The American writer Matt Bruenig calls this “purity leftism”. As he wrote in 2012, “When purity leftists do actions and organising, their interest is not in reducing oppression as much as it is in reducing their own participation in it. Above all else, they want to be able to say that they are not oppressing, not that oppression has ended.”

Not all Corbyn supporters are like this. Some are backing him because they think he has the best ideas for the country and want him to challenge the other candidates, or because they admire his many years of ­dedication to his constituents. He is undoubtedly a dogged campaigner, an energetic speaker and a parsimonious public servant.

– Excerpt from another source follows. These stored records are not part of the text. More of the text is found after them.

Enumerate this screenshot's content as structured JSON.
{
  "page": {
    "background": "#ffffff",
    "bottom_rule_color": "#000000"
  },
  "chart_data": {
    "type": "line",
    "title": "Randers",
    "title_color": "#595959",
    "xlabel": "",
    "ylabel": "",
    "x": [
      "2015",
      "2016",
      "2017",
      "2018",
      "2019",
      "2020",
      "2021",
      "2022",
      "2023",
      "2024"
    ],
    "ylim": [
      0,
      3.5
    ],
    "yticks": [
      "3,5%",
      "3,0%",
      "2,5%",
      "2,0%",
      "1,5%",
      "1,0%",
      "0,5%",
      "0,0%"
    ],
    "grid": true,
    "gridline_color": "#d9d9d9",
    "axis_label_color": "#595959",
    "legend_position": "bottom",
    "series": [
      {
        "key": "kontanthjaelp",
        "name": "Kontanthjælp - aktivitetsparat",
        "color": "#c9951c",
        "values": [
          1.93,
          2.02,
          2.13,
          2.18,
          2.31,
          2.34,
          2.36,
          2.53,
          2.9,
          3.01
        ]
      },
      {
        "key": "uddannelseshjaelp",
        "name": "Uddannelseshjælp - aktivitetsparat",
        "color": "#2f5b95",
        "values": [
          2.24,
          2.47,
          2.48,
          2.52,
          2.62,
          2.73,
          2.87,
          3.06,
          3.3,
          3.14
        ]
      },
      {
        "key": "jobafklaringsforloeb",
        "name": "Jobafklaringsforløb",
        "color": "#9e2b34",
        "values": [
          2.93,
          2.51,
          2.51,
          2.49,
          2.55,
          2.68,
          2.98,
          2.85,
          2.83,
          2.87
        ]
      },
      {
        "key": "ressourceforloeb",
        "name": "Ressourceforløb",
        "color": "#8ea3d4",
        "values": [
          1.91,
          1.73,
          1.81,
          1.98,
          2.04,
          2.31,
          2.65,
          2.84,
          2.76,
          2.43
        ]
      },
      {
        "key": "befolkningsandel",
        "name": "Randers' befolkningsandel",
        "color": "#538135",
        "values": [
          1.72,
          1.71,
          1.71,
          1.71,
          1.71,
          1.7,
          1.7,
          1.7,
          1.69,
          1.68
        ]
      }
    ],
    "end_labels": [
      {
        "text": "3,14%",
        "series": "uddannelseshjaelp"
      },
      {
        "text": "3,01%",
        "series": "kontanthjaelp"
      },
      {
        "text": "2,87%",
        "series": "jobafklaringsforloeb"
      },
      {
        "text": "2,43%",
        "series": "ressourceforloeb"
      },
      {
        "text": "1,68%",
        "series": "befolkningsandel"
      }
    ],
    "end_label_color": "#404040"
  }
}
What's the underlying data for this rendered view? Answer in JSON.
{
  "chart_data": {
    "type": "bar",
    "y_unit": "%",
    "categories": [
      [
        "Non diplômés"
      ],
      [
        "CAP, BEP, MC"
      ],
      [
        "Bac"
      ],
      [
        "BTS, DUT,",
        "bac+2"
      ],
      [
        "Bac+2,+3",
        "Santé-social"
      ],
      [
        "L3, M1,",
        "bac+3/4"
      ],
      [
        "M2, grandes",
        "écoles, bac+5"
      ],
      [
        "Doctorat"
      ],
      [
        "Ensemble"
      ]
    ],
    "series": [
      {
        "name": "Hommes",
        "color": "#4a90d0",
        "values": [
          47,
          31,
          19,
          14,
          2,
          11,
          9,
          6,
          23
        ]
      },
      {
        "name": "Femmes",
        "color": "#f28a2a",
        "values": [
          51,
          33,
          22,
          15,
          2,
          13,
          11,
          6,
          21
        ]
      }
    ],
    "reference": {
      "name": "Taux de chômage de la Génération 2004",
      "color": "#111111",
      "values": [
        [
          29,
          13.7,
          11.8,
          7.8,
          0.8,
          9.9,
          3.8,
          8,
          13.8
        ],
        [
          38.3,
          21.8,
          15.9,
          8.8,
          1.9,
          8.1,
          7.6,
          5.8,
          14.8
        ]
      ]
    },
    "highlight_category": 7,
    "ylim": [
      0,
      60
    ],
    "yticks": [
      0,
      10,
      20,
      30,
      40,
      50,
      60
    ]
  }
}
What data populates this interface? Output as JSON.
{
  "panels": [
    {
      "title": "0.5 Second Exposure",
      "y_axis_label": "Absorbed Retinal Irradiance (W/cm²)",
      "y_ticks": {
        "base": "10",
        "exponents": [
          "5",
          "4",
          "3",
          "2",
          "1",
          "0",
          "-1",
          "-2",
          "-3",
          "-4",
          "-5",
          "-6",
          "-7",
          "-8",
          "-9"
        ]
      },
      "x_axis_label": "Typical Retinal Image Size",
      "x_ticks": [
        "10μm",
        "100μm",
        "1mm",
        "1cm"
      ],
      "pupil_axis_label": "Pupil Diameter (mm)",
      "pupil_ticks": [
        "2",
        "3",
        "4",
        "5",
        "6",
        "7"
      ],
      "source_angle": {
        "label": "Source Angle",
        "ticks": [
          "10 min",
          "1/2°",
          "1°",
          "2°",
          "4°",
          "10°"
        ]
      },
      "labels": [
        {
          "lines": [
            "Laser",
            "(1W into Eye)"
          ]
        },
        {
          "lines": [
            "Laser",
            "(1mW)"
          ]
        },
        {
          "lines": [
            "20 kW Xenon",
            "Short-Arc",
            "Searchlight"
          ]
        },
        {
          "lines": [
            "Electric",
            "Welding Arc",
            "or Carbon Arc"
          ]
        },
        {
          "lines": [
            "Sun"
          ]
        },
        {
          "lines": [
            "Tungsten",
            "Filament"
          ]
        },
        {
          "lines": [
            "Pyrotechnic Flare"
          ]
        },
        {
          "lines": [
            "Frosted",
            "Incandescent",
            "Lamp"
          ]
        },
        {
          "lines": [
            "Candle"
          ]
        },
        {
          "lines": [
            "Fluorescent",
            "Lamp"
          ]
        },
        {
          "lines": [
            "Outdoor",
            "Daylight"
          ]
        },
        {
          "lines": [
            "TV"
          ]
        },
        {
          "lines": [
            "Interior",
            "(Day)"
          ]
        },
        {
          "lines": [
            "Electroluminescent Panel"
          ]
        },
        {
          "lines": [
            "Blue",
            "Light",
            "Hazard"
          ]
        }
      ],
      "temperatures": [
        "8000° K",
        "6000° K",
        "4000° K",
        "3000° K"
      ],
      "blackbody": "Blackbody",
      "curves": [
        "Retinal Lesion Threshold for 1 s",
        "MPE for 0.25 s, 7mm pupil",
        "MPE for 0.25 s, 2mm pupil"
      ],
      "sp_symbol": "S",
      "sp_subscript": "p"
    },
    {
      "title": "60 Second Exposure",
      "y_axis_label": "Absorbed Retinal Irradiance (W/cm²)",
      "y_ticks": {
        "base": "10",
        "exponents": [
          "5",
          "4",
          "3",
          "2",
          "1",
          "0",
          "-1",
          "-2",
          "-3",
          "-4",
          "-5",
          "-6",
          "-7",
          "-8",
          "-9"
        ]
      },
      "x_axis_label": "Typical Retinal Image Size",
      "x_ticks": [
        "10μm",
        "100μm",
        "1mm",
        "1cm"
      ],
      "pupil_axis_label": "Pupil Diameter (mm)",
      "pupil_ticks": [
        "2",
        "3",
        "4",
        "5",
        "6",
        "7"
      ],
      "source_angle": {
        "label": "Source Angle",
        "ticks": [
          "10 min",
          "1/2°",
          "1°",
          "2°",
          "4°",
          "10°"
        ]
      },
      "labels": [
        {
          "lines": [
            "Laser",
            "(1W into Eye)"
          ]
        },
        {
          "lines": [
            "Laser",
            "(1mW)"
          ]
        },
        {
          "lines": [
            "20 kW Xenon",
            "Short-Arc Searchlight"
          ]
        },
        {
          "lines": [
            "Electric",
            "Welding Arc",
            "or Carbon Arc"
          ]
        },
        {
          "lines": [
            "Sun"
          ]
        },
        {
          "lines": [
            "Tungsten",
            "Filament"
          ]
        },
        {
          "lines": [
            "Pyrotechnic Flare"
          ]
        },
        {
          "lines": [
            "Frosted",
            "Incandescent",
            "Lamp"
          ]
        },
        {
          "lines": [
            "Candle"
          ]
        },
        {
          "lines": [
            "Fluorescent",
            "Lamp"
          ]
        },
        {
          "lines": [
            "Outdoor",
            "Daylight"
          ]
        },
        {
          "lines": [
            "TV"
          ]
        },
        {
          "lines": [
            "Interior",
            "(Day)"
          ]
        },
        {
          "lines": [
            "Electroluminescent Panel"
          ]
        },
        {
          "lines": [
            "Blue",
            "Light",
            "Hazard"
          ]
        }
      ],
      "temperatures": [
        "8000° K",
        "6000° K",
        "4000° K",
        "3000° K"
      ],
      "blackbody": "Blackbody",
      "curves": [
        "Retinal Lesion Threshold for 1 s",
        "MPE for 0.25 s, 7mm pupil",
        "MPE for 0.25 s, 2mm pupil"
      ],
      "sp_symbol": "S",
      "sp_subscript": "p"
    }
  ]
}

But I’ve had enough of people describing him as “principled” as if it were a synonym for “holds opinions I agree with”. Liz Kendall, who has been relentlessly called a Tory in disguise – a Facebook Q&A she did was particularly testy on this front – is also principled. If you acknowledge that Corbyn is giving voice to marginalised opinions, you must also acknowledge it takes lady-balls to go to a meeting of Labour activists and say that you support the two-child benefit limit or the 2 per cent defence spending commitment. Kendall is booed at hustings while Corbyn is cheered. Her campaign is faltering precisely because she is saying what she believes.

As it happens, I disagree with her about the two-child limit – in the words of The West Wing’s Josh Lyman, Osborne apparently wants a government just small enough to fit into our bedrooms. But it is undeniably popular with exactly the people Labour was founded to represent.

What Kendall is doing is also more principled – “courageous”, even, in the Yes, Minister sense of foolhardy – than the strategy pursued by Andy Burnham and Yvette Cooper, who will not attack Corbyn head on because they want anyone who votes for him to put them down in second place.

At a recent Gay Pride march, Burnham wore a T-shirt proclaiming that he’d “never kissed a Tory”. Well, if he wants to win the next election he’s going to have to do a bit more than kiss some Tories. He’s going to have to convince them to vote Labour. (That’s third base, at least, in my book.) Will reaching out to those voters be seen as a betrayal, too?

Ultimately, in the secrecy of the ballot, when there’s no more virtue signalling to be done, Corbyn will fade away. But the country will have taken note of a Labour Party that seems to prefer the purity of opposition to the compromises of power.